Albert Keck, President of Hadley Date Gardens and current Western Growers Chair of the Board of Directors, joins the podcast to talk about his family’s history in farming and how his decades of experience in the industry leads him to believe that the future could be bright for specialty crops.
“You want to talk about pessimism? When I was a kid all I could hear from the industry was: ‘Only old people eat dates’ and ‘All our customers are dying.’ It was like Eeyore in ‘Winnie the Pooh.’ Everything was negative,” Albert says. “What we’ve found recently, the Millennials – God bless them, for all the hassles they throw on us – they’re all healthy eaters. When I was going up we ate Cheetos and Doritos and hot dogs. And now the young adults want to have healthy food and real food. They are very conscious of what they eat and where it is grown.”

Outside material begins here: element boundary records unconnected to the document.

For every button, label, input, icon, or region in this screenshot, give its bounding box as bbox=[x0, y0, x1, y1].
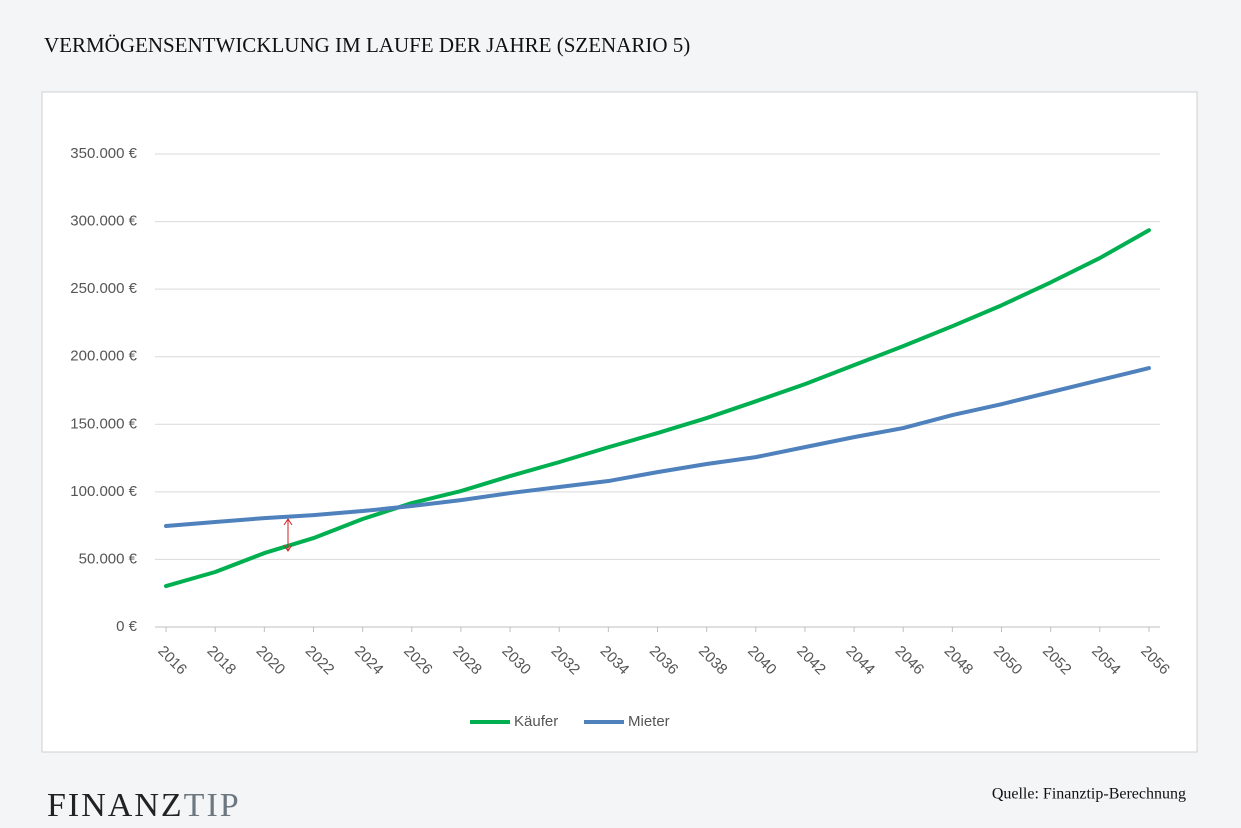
legend-label: Mieter bbox=[628, 713, 670, 730]
y-tick-label: 250.000 € bbox=[70, 280, 137, 297]
chart-title: VERMÖGENSENTWICKLUNG IM LAUFE DER JAHRE … bbox=[44, 33, 690, 57]
y-tick-label: 100.000 € bbox=[70, 483, 137, 500]
legend-item: Käufer bbox=[470, 713, 558, 730]
legend-label: Käufer bbox=[514, 713, 558, 730]
brand: FINANZTIP bbox=[47, 787, 241, 824]
brand-part: TIP bbox=[184, 787, 241, 824]
plot: 0 € 50.000 € 100.000 € 150.000 € 200.000 € 25… bbox=[70, 145, 1173, 730]
y-tick-label: 200.000 € bbox=[70, 348, 137, 365]
y-tick-label: 0 € bbox=[116, 618, 138, 635]
y-tick-label: 300.000 € bbox=[70, 213, 137, 230]
line-series bbox=[164, 228, 1151, 589]
y-tick-label: 350.000 € bbox=[70, 145, 137, 162]
source: Quelle: Finanztip-Berechnung bbox=[992, 786, 1186, 803]
brand-part: FINANZ bbox=[47, 787, 184, 824]
line-series bbox=[164, 366, 1151, 529]
legend-item: Mieter bbox=[584, 713, 670, 730]
plot-box bbox=[41, 91, 1198, 753]
y-tick-label: 150.000 € bbox=[70, 415, 137, 432]
y-tick-label: 50.000 € bbox=[79, 550, 138, 567]
annotation-arrow bbox=[283, 518, 293, 552]
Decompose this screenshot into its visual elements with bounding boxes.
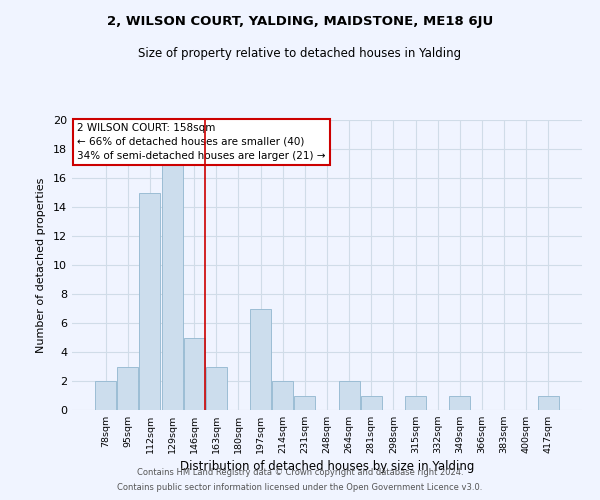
Text: Contains HM Land Registry data © Crown copyright and database right 2024.: Contains HM Land Registry data © Crown c… [137, 468, 463, 477]
Bar [538, 396, 559, 410]
Text: 2 WILSON COURT: 158sqm
← 66% of detached houses are smaller (40)
34% of semi-det: 2 WILSON COURT: 158sqm ← 66% of detached… [77, 123, 326, 161]
Bar [184, 338, 205, 410]
X-axis label: Distribution of detached houses by size in Yalding: Distribution of detached houses by size … [180, 460, 474, 473]
Bar [405, 396, 426, 410]
Bar [118, 366, 139, 410]
Bar [95, 381, 116, 410]
Bar [449, 396, 470, 410]
Text: Size of property relative to detached houses in Yalding: Size of property relative to detached ho… [139, 48, 461, 60]
Bar [295, 396, 316, 410]
Bar [272, 381, 293, 410]
Bar [139, 192, 160, 410]
Bar [361, 396, 382, 410]
Bar [206, 366, 227, 410]
Bar [250, 308, 271, 410]
Text: Contains public sector information licensed under the Open Government Licence v3: Contains public sector information licen… [118, 483, 482, 492]
Text: 2, WILSON COURT, YALDING, MAIDSTONE, ME18 6JU: 2, WILSON COURT, YALDING, MAIDSTONE, ME1… [107, 15, 493, 28]
Bar [161, 164, 182, 410]
Bar [338, 381, 359, 410]
Y-axis label: Number of detached properties: Number of detached properties [36, 178, 46, 352]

It’s this change in consumer taste that Albert believes will define the coming years for fruit and vegetable growers – if the political landscape can work to empower domestic farmers. “We’re out there banging on the drum to all of our political representatives, saying ‘Hey, you keep throwing stuff at us – the ideals are not necessarily bad, we agree with a lot of the ideals – but we’re in a global marketplace that doesn’t care about those ideals,'” he says. “It seems like more and more a lot of our political system is definitely hamstringing domestic production. And so that’s something we have to contend with as a culture. Are we going to want to grow these crops domestically, or do we just not care?”